British Indian steel tycoon revives Scotland’s steel industry

By: | Published: September 28, 2016 9:14 PM

Indian-origin businessman Sanjeev Gupta led Liberty House Group today reopened steelworks it had acquired in Scotland from Tata Steel earlier this year.

Sanjeev Gupta founder of Liberty House Group. (Reuters)Sanjeev Gupta founder of Liberty House Group. (Reuters)

Indian-origin businessman Sanjeev Gupta led Liberty House Group today reopened steelworks it had acquired in Scotland from Tata Steel earlier this year.

Scottish First Minister Nicola Sturgeon officially marked the restart of the Dalzell plant at Motherwell near Glasgow, which was rescued by Gupta’s firm in April following its closure in December 2015 amid a worldwide steel industry crisis.

“This is a fantastic day for Dalzell workers, for Motherwell and for Scotland’s steel industry. Restarting steel production has only been possible thanks to the tremendous team effort of everyone involved in the steel taskforce to find a viable future for this site, meaning workers here in Lanarkshire can once again produce world-class products,” Sturgeon said at the launch ceremony.

“Liberty House are seizing an exciting opportunity and the Scottish government and its agencies will continue to work with Sanjeev Gupta and his team to ensure a successful future in Scotland,” she added.

Liberty has spent the last five months rebuilding the workforce and recommissioning equipment at the huge site, which includes the UK’s largest and most versatile plate mill.

Dalzell is the last major steelworks in Scotland and, over several generations, has provided Britain with the tough steel plate used in industries such as shipbuilding, construction, mining, oil production and heavy vehicle manufacture.

Gupta, executive chairman of Liberty House, described the re-opening as a first step for the group in Scotland, adding that he aims to expand his company’s investment there in pursuit of its GreenSteel strategy for a competitive, low- carbon and sustainable steel industry.

“We promised we would get this important plant open again by the autumn and today we are proud to be fulfilling that promise,” he said.

He also disclosed that the neighbouring Clydebridge works at Cambuslang in Scotland would come back on stream in due course as market conditions allowed.

Liberty has already recruited around 120 staff for Dalzell, comprising many former employees who have returned, as well as those new to the industry. It is hoped employment will increase to over 200 within 18 months, as production rises in response to market demand.
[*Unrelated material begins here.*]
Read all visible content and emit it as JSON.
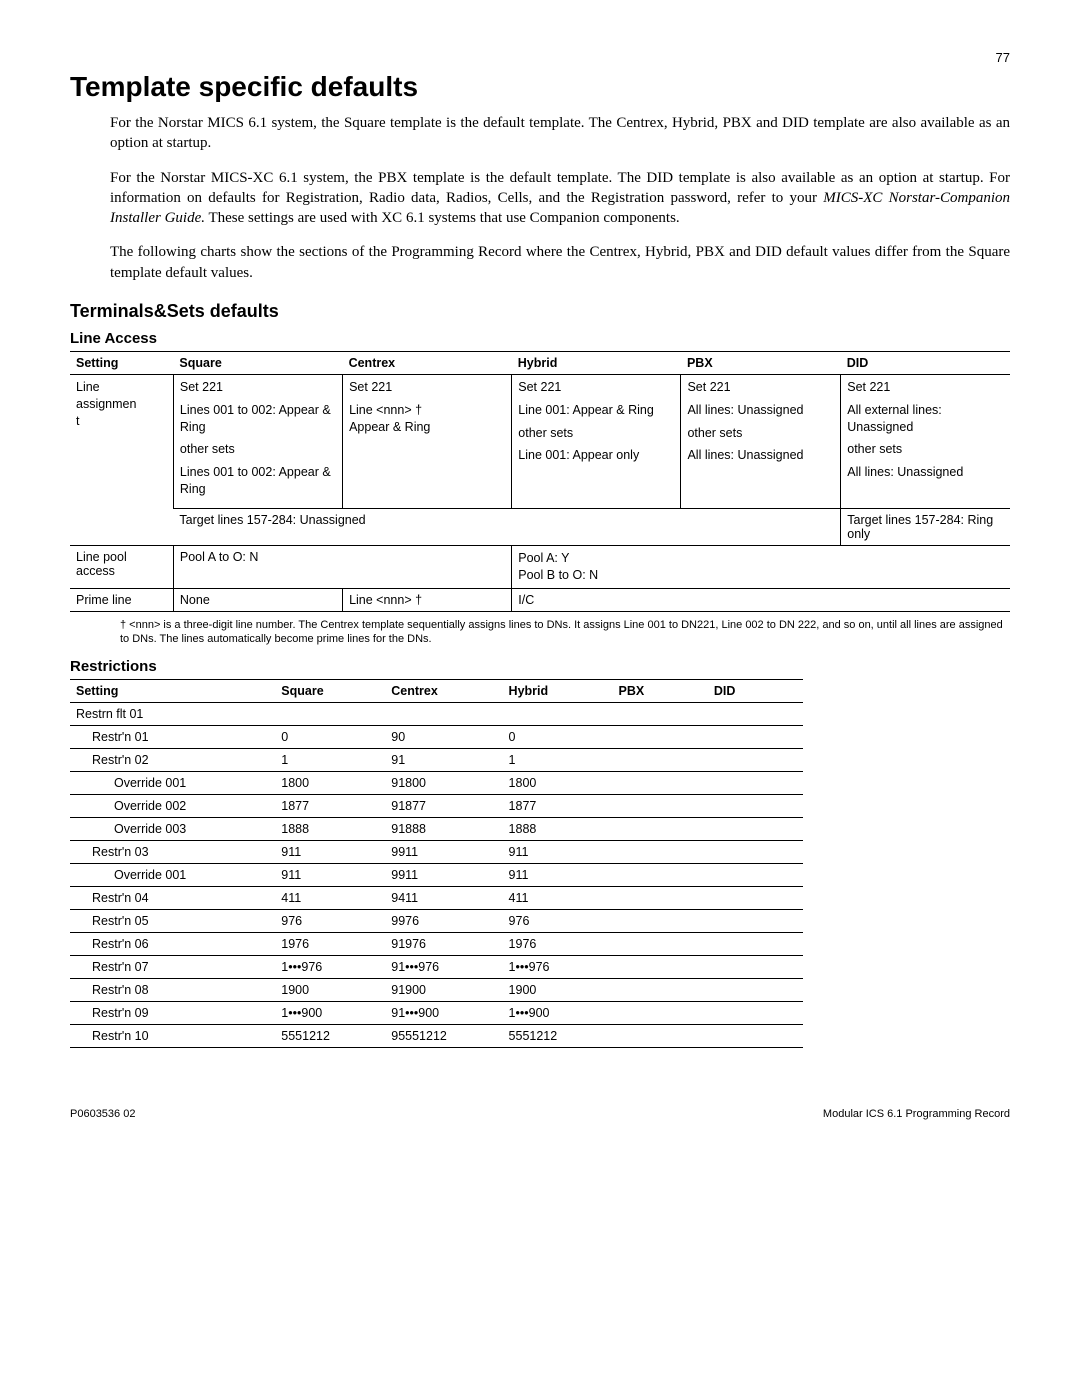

The reopened plant will be targeting Britain’s 700,000 tonne-a-year market for plate steel, which is estimated to be growing at the rate of 3 per cent a year.

The plant has a full production capacity of between 400,000 and 500,000 tonnes a year.

At a local level it is estimated the restart of Dalzell will be worth roughly 15 million pounds a year to the economy around Motherwell, both in wages and supply contracts awarded to local businesses.

Jon Bolton, chief executive of Liberty Steel UK Plates & UK Steel Development, said: “Restarting this mill only nine months after production was halted has been a tremendous achievement. We now intend to ramp production up as quickly as the market will allow.”

Liberty is part of the global GFG Alliance, an association between businesses owned by Sanjeev Gupta and Parduman Gupta.